Kozlowski and Raduenz own and operate the organic produce farm Pinehold Gardens in Oak Creek. Neither of them were born into farming, but instead decided to pursue the physically demanding and rewarding profession together in their 40s.
On a farm, there's a strong willingness to work together, he says. "I think that creates a team effort in the marriage and that helps (it) succeed. Despite all the stress, the weather, low markets, despite the fact you're not making money - I think farm couples in general have a lot to tell people about in terms of healthy relationships."
Farmers actually have among the lowest divorce rates as a group, compared to other professions. "My experience is that divorce happens so rarely that it's actually shocking when it happens," Kozlowski says.
"I don't know too many farmers that are making oodles of money, and there's also not a lot of prestige in the job. So we go into it out of love of the work, out of willingness to put up with long hours and little pay, to be our own boss. We tend to like that, so we're happier in our work."

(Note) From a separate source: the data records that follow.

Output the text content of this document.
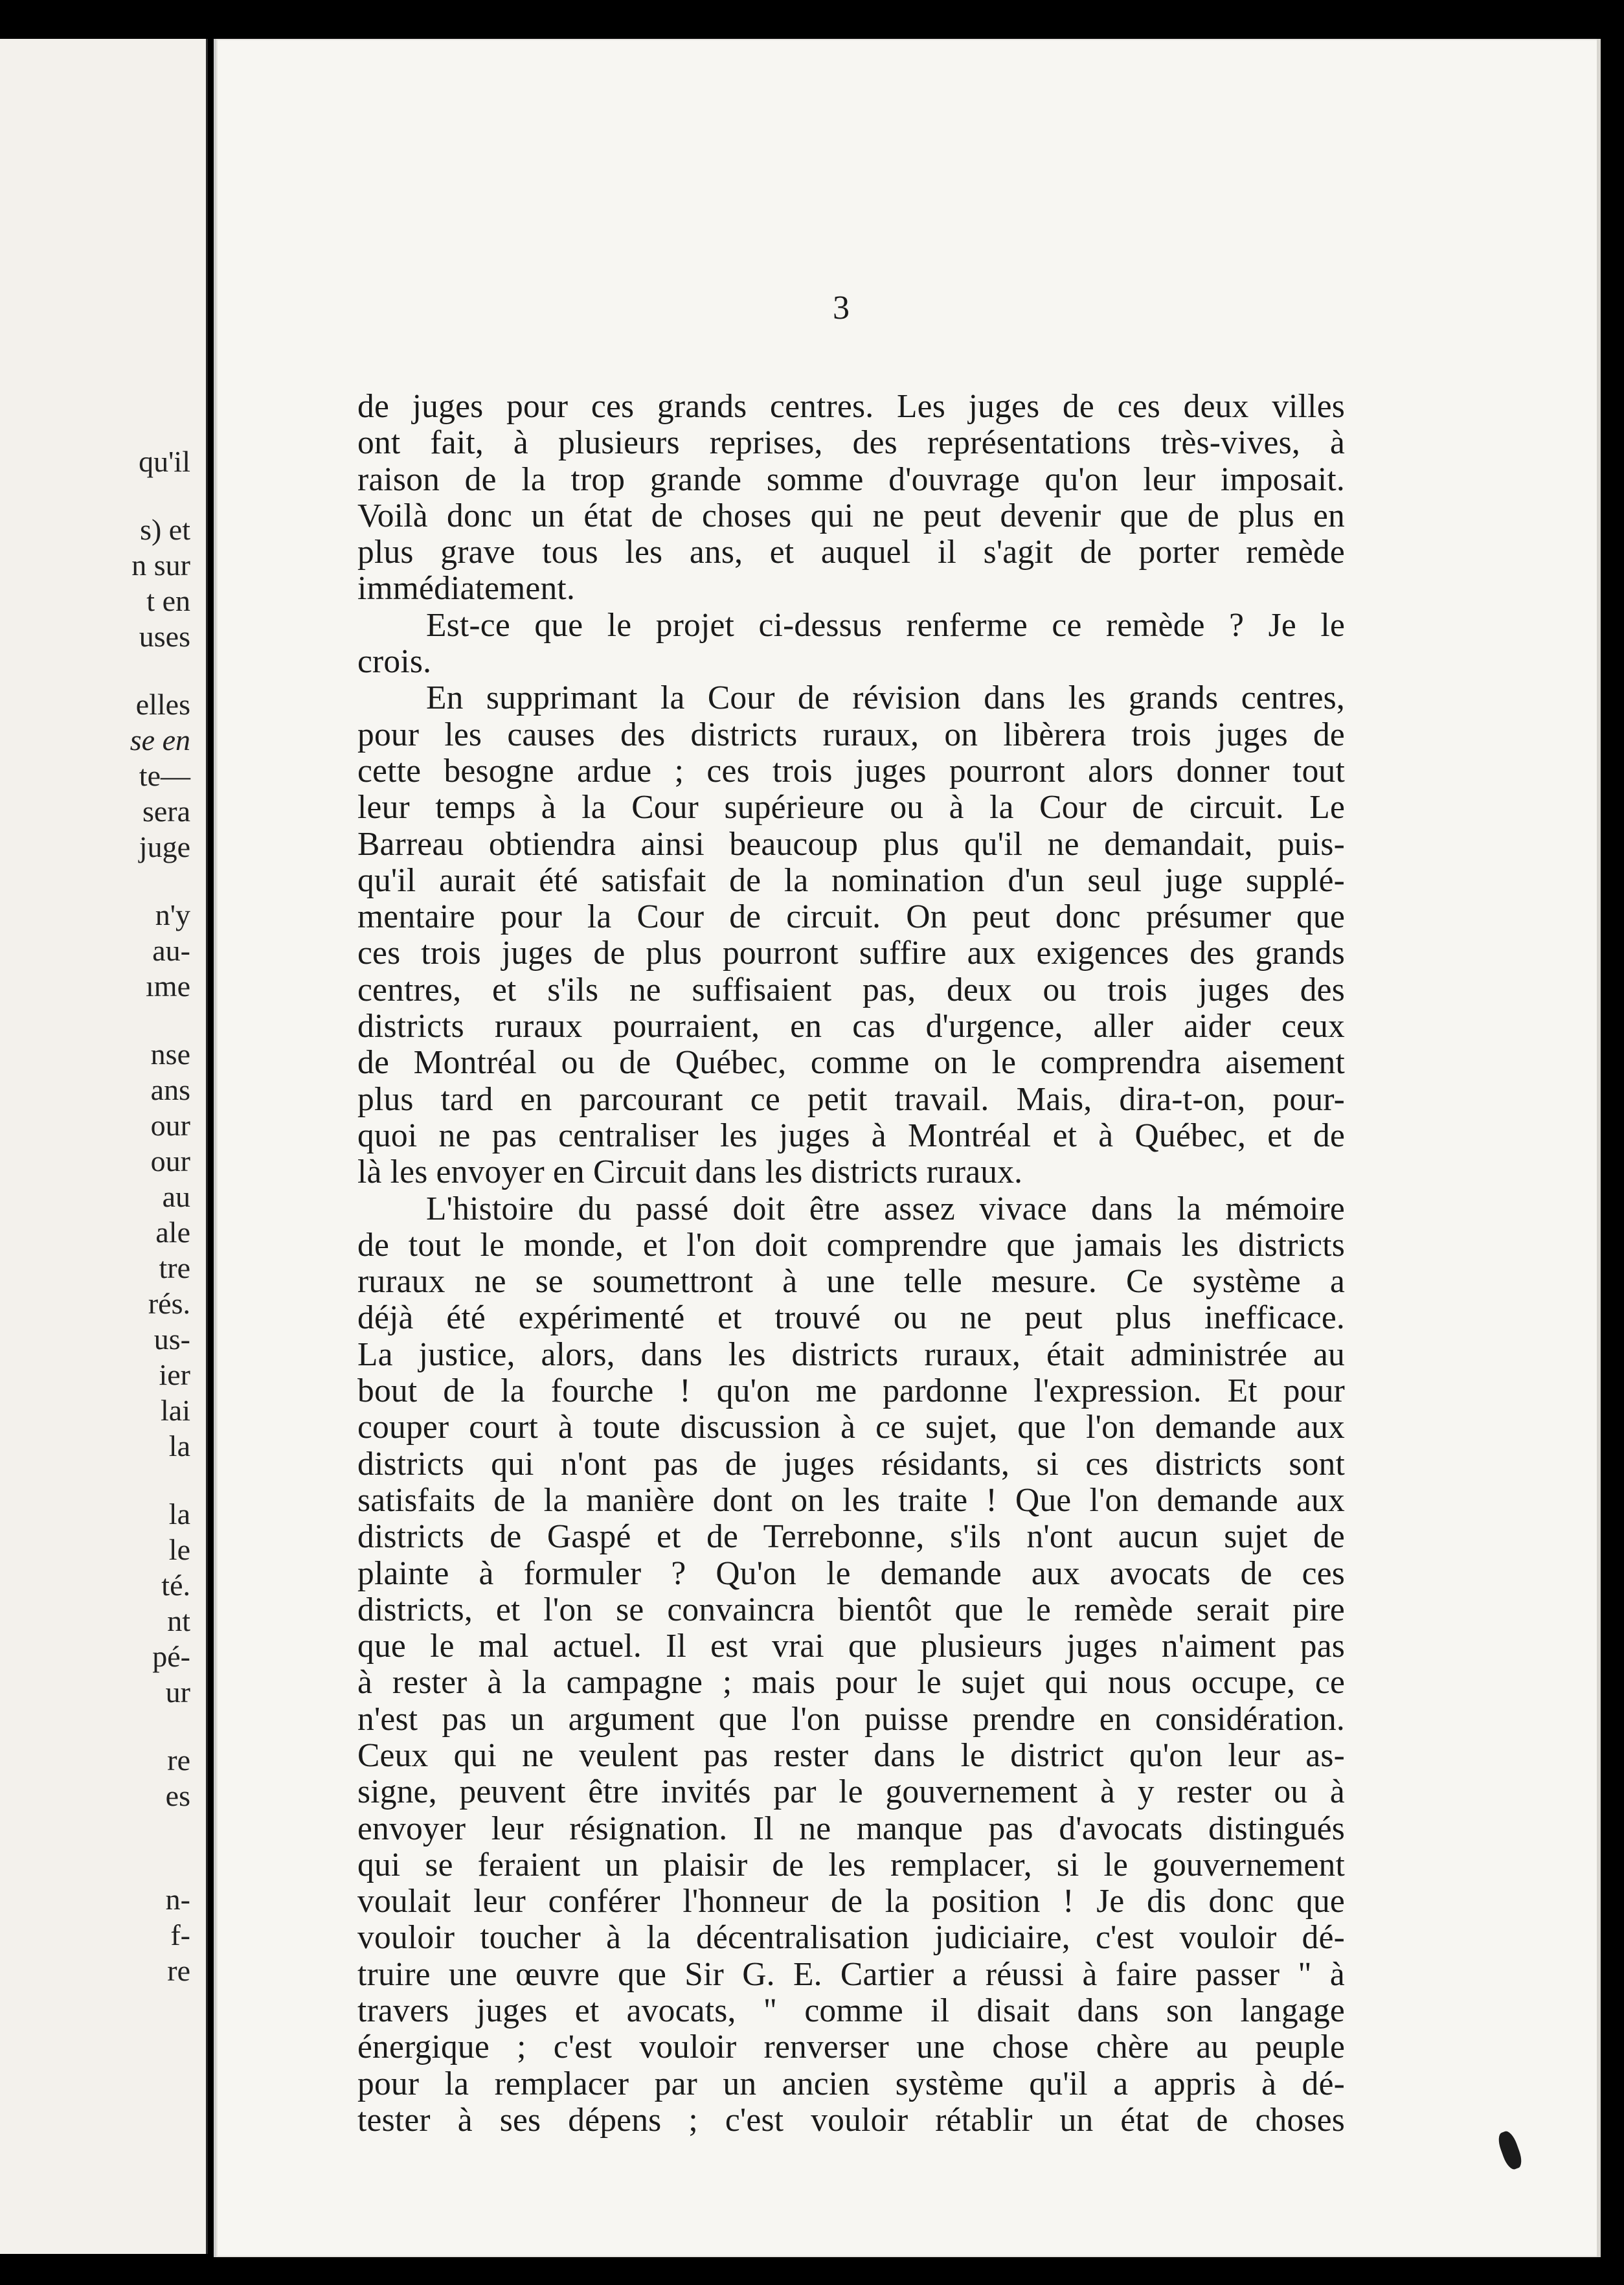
qu'il
s) et
n sur
t en
uses
elles
se en
te—
sera
juge
n'y
au-
ıme
nse
ans
our
our
au
ale
tre
rés.
us-
ier
lai
la
la
le
té.
nt
pé-
ur
re
es
n-
f-
re
3
de juges pour ces grands centres. Les juges de ces deux villes
ont fait, à plusieurs reprises, des représentations très-vives, à
raison de la trop grande somme d'ouvrage qu'on leur imposait.
Voilà donc un état de choses qui ne peut devenir que de plus en
plus grave tous les ans, et auquel il s'agit de porter remède
immédiatement.
Est-ce que le projet ci-dessus renferme ce remède ? Je le
crois.
En supprimant la Cour de révision dans les grands centres,
pour les causes des districts ruraux, on libèrera trois juges de
cette besogne ardue ; ces trois juges pourront alors donner tout
leur temps à la Cour supérieure ou à la Cour de circuit. Le
Barreau obtiendra ainsi beaucoup plus qu'il ne demandait, puis-
qu'il aurait été satisfait de la nomination d'un seul juge supplé-
mentaire pour la Cour de circuit. On peut donc présumer que
ces trois juges de plus pourront suffire aux exigences des grands
centres, et s'ils ne suffisaient pas, deux ou trois juges des
districts ruraux pourraient, en cas d'urgence, aller aider ceux
de Montréal ou de Québec, comme on le comprendra aisement
plus tard en parcourant ce petit travail. Mais, dira-t-on, pour-
quoi ne pas centraliser les juges à Montréal et à Québec, et de
là les envoyer en Circuit dans les districts ruraux.
L'histoire du passé doit être assez vivace dans la mémoire
de tout le monde, et l'on doit comprendre que jamais les districts
ruraux ne se soumettront à une telle mesure. Ce système a
déjà été expérimenté et trouvé ou ne peut plus inefficace.
La justice, alors, dans les districts ruraux, était administrée au
bout de la fourche ! qu'on me pardonne l'expression. Et pour
couper court à toute discussion à ce sujet, que l'on demande aux
districts qui n'ont pas de juges résidants, si ces districts sont
satisfaits de la manière dont on les traite ! Que l'on demande aux
districts de Gaspé et de Terrebonne, s'ils n'ont aucun sujet de
plainte à formuler ? Qu'on le demande aux avocats de ces
districts, et l'on se convaincra bientôt que le remède serait pire
que le mal actuel. Il est vrai que plusieurs juges n'aiment pas
à rester à la campagne ; mais pour le sujet qui nous occupe, ce
n'est pas un argument que l'on puisse prendre en considération.
Ceux qui ne veulent pas rester dans le district qu'on leur as-
signe, peuvent être invités par le gouvernement à y rester ou à
envoyer leur résignation. Il ne manque pas d'avocats distingués
qui se feraient un plaisir de les remplacer, si le gouvernement
voulait leur conférer l'honneur de la position ! Je dis donc que
vouloir toucher à la décentralisation judiciaire, c'est vouloir dé-
truire une œuvre que Sir G. E. Cartier a réussi à faire passer " à
travers juges et avocats, " comme il disait dans son langage
énergique ; c'est vouloir renverser une chose chère au peuple
pour la remplacer par un ancien système qu'il a appris à dé-
tester à ses dépens ; c'est vouloir rétablir un état de choses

Couples who are happy in their work also tend to be happier in their relationship. "If there isn't that love of the position, or love of the profession between both people in the partnership, there can be problems along the way," he says.
One period in farming that did see a rise in divorce rates was the farm crisis of the 1980s. Farmers were encouraged to farm "fence row to fence row" with record production. However, farmers went into a lot of debt buying extra equipment and land. Massive debt along with high fuel prices and low commodity prices lead to a lot of farm foreclosures, auctions, and bankruptcies, Kozlowski explains.
"Try as they might, they couldn't pull themselves out of it," he says. "When you're the generation that has to sell the farm and give it up, that's an extraordinarily mortal blow to your psyche. And I think that's why we saw the divorce rates go up, even though the couples may have shared in the risk and love of the operation, some people just couldn't handle it."
Kozlowski notes that suicide rates among farmers continues to be a problem, particularly internationally - on small farms under enormous pressure to produce.
He adds that he's noticed more optimism in the produce business, compared to commodity farmers such as dairy, corn, or soybeans. "In our business there seems to be a lot more interest in our work and maybe it's because of the direct connection with the communities that you're working with. Whereas, if you're a commodity farmer, you're working with the Chicago Board of Trade, your not working with your neighbors and other people in the community."
For Kozlowski and Raduenz, the community support and interactions with their customers is what fuels them and holds them accountable, personally and professionally. "You want to represent yourself as openly and honestly to your community as possible. And that suggests that you're not hiding anything and that suggests you're running a first-rate operation," he says. "We certainly want to also include everybody."
At the end of the long work day, Kozlowski says that despite the challenges, he never regrets buying a farm with his wife. "I could have the greatest market and restaurant sales in a week, but the thing that really motivates me is when a family comes and a child asks for our carrots, and right in front of me eats it," he says with a smile.
Even if you don't own a farm with your partner or spouse, or even work together at the same office or career field, Kozlowski shares his relationship advice:
"Forgive and patience. It's amazing how much you learn (about each other) as a couple the longer you stay married, and how important it is to know that."